Thomas Park Clement [00:07:48] Bruce Lee. No taekwondo. And you know all the things that are associated with Korean people and just by their names they are not they are not Korean people. They for instance I know have a friend in California and of them this is their first time that they’ve ever gone back and you know 20 30 40 50 years. So it tends to be a very emotional experience. And the time that I went back I think it was in 1998 the group was comprised of professionals from all over. They were lawyers writers presidents of companies. And it was a pretty unique group. Some of them weren’t in the entertainment field. And we met with the president to talk to them about Korean adoptee issues or bring them out into the public in Korea. Adoption is something that people don’t talk to about there. They’re either ashamed of it or they they try to avoid it even when Koreans in Korea adopt children they oftentimes don’t tell anybody that the child is adopted. And in the meeting the president had said that he was ashamed that over two hundred thousand Korean children were exported from the country and that they couldn’t take care of their own. And it’s it’s an odd thing because Korea is not a poor country but it more has to do with the customs and policies that they have within the country. Children of unwed mothers. It’s socially unacceptable so they give the children up for adoption or at the poverty level is such that the parents can’t afford to keep the children so they drop them off at a police station or a street corner or an orphanage.

Thomas Park Clement [00:10:14] And for me you know the whole well I guess some of it may be in between the lines that the book that I wrote and the unforgotten more and what I stayed in there is that although you’re adopted into a family that loves you and instills their value system in you there’s an underlying feeling that you are aghast that everything is temporary and I know that if I knew that if I had felt that growing up that it had to be something that was shared by other adoptees and as many of them do they live life and struggle with all these strange nonverbal issues. And then at some age and it’s different for everyone some people you know wake up when they’re 18. Some people don’t wake up until they’re 50 but somewhere in between those ages everyone starts waking up and all the questions started rising who are my parents what am I doing here. Why was I given up. What would a life life been like if I had stayed in Korea. And these are quite these are unanswerable questions. It’s virtually impossible to find your birth parents in Korea. There’s a language differential. Most of the birth mothers don’t want to be found. They’ve gone on with their lives and you’re a secret. So I guess after after a while and after Yeah I don’t I don’t think I have anything to add. I would I would say you know there’s. If you’re if you’re drowning that what you need to do is you need to raise your hand and make contact. You need to start yelling.

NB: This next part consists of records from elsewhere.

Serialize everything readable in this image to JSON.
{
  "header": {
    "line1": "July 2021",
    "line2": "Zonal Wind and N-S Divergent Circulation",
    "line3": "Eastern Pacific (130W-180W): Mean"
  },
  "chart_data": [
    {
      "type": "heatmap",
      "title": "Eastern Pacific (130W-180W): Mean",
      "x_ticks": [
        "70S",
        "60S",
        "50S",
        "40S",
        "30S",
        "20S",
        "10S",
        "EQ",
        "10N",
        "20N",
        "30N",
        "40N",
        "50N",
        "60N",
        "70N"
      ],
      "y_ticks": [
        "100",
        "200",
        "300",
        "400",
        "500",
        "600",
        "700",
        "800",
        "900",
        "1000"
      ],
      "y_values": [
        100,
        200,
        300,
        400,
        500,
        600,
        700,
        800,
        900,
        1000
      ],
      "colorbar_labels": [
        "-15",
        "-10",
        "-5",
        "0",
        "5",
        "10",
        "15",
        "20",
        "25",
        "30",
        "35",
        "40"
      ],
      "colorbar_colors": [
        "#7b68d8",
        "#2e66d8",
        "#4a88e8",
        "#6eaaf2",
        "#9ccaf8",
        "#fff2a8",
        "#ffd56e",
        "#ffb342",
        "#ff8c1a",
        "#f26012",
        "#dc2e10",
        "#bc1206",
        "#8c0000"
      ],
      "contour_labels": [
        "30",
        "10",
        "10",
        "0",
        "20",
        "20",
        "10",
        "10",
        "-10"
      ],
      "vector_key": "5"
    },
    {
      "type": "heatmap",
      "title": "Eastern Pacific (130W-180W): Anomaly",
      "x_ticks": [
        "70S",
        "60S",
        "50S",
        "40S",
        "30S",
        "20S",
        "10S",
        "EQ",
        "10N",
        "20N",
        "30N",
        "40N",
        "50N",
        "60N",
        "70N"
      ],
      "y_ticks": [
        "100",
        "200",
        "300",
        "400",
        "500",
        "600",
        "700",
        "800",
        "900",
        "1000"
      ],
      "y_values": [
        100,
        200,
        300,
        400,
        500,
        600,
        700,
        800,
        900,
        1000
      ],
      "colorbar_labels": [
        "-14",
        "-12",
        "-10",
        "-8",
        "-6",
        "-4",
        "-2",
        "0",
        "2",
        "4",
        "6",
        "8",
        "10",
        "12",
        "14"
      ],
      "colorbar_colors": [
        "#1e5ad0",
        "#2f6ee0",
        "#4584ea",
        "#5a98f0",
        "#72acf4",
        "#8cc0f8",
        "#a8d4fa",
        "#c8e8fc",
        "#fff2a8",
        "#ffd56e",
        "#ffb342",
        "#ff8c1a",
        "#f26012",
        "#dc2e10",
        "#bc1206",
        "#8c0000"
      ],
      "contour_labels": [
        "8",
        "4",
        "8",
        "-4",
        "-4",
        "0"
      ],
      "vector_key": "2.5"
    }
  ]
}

Thomas Park Clement [00:12:50] And so I would say to adoptees no matter where they are that it’s connectivity they have to do something to get connected and whether it’s through the net or whether it’s traveling out of an isolated area into a more diverse place then you really need to take those steps you can’t just stand there and get bogged down by all the unanswerable questions. So I guess that’s what I would have to say.